The LLM Selection War Story: Part 4

The LLM Selection War Story: Part 4 - Putting It All Together

In our previous posts, we discussed the challenges of working with Large Language Models (LLMs) and how to categorize their failures. Now it's time to put theory into practice and create a robust test suite that can handle the messy scenarios that will inevitably arise.

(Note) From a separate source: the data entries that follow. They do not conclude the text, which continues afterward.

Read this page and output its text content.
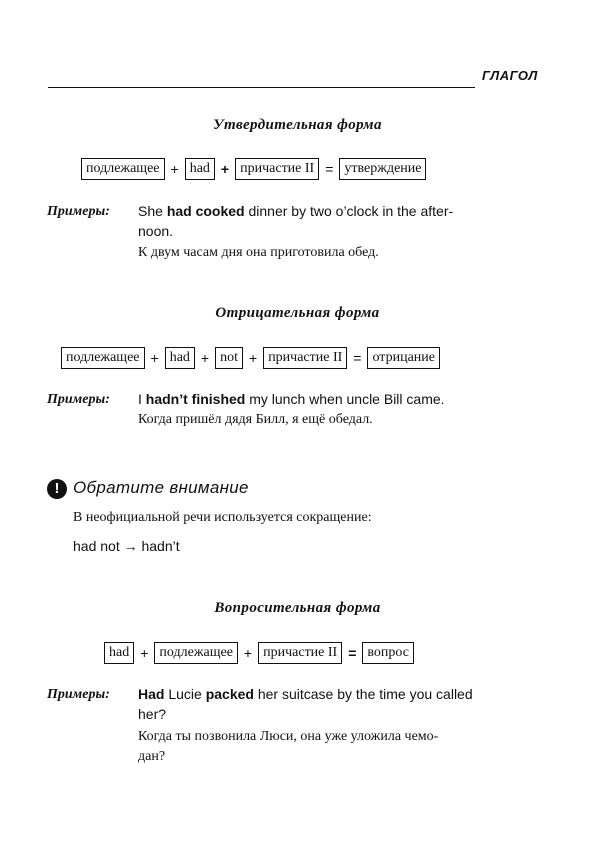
ГЛАГОЛ
Утвердительная форма
подлежащее + had + причастие II = утверждение
Примеры: She had cooked dinner by two o’clock in the after-
noon.
К двум часам дня она приготовила обед.
Отрицательная форма
подлежащее + had + not + причастие II = отрицание
Примеры: I hadn’t finished my lunch when uncle Bill came.
Когда пришёл дядя Билл, я ещё обедал.
! Обратите внимание
В неофициальной речи используется сокращение:
had not → hadn’t
Вопросительная форма
had + подлежащее + причастие II = вопрос
Примеры: Had Lucie packed her suitcase by the time you called
her?
Когда ты позвонила Люси, она уже уложила чемо-
дан?
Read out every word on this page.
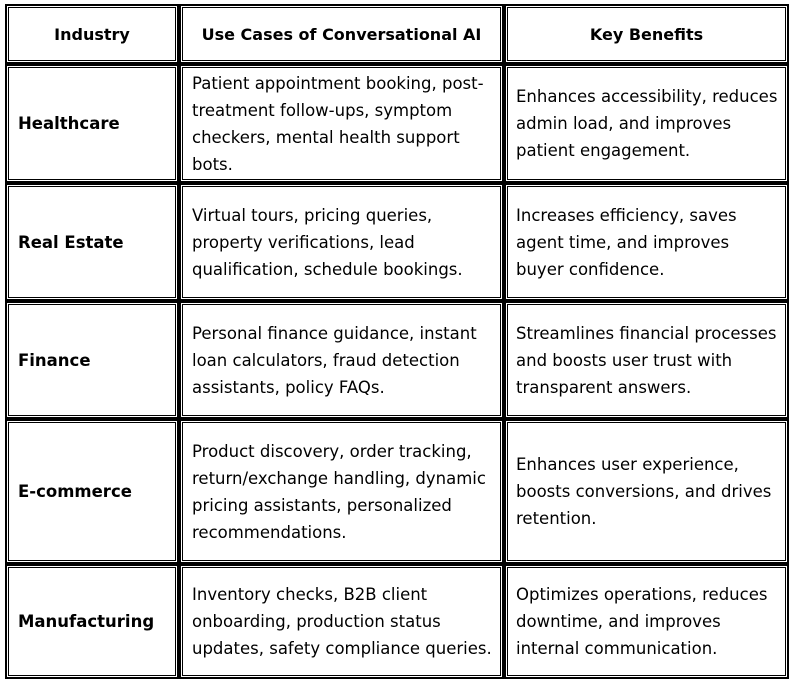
Industry	Use Cases of Conversational AI	Key Benefits
Healthcare	Patient appointment booking, post-treatment follow-ups, symptom checkers, mental health support bots.	Enhances accessibility, reduces admin load, and improves patient engagement.
Real Estate	Virtual tours, pricing queries, property verifications, lead qualification, schedule bookings.	Increases efficiency, saves agent time, and improves buyer confidence.
Finance	Personal finance guidance, instant loan calculators, fraud detection assistants, policy FAQs.	Streamlines financial processes and boosts user trust with transparent answers.
E-commerce	Product discovery, order tracking, return/exchange handling, dynamic pricing assistants, personalized recommendations.	Enhances user experience, boosts conversions, and drives retention.
Manufacturing	Inventory checks, B2B client onboarding, production status updates, safety compliance queries.	Optimizes operations, reduces downtime, and improves internal communication.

The Problem with Traditional Testing Approaches

When testing LLMs, traditional approaches often fall short. We tend to focus on theoretical benchmarks, such as accuracy scores or throughput metrics, but these don't necessarily translate to real-world performance. In our experience, the most common pitfall is creating a test suite that focuses on what we think will fail, rather than what actually fails in production.

Understanding What Fails

To create an effective test suite, we need to understand what types of failures are likely to occur in production. Based on our research and experience, we've identified several key areas to focus on:

  • Overfitting: When the model becomes too specialized and loses its ability to generalize.
  • Underfitting: When the model is too simple and fails to capture underlying patterns.
  • Hallucinations: When the model produces entirely fictional or irrelevant output.
  • Adversarial Attacks: When the model is intentionally misled by malicious input.

Creating a Robust Test Suite

To create a robust test suite, we need to simulate these failure modes in a controlled environment. Here are some strategies for doing so:

1. Data Augmentation

  • Use techniques like data augmentation, noise injection, and adversarial perturbations to simulate real-world scenarios.
  • Generate synthetic datasets that mimic production data.
import numpy as np

# Generate synthetic dataset with noisy labels
synthetic_data = np.random.rand(1000, 10)
noisy_labels = np.random.randint(2, size=1000)

# Simulate overfitting by adding irrelevant features
X_train = np.hstack((synthetic_data, np.zeros((1000, 5))))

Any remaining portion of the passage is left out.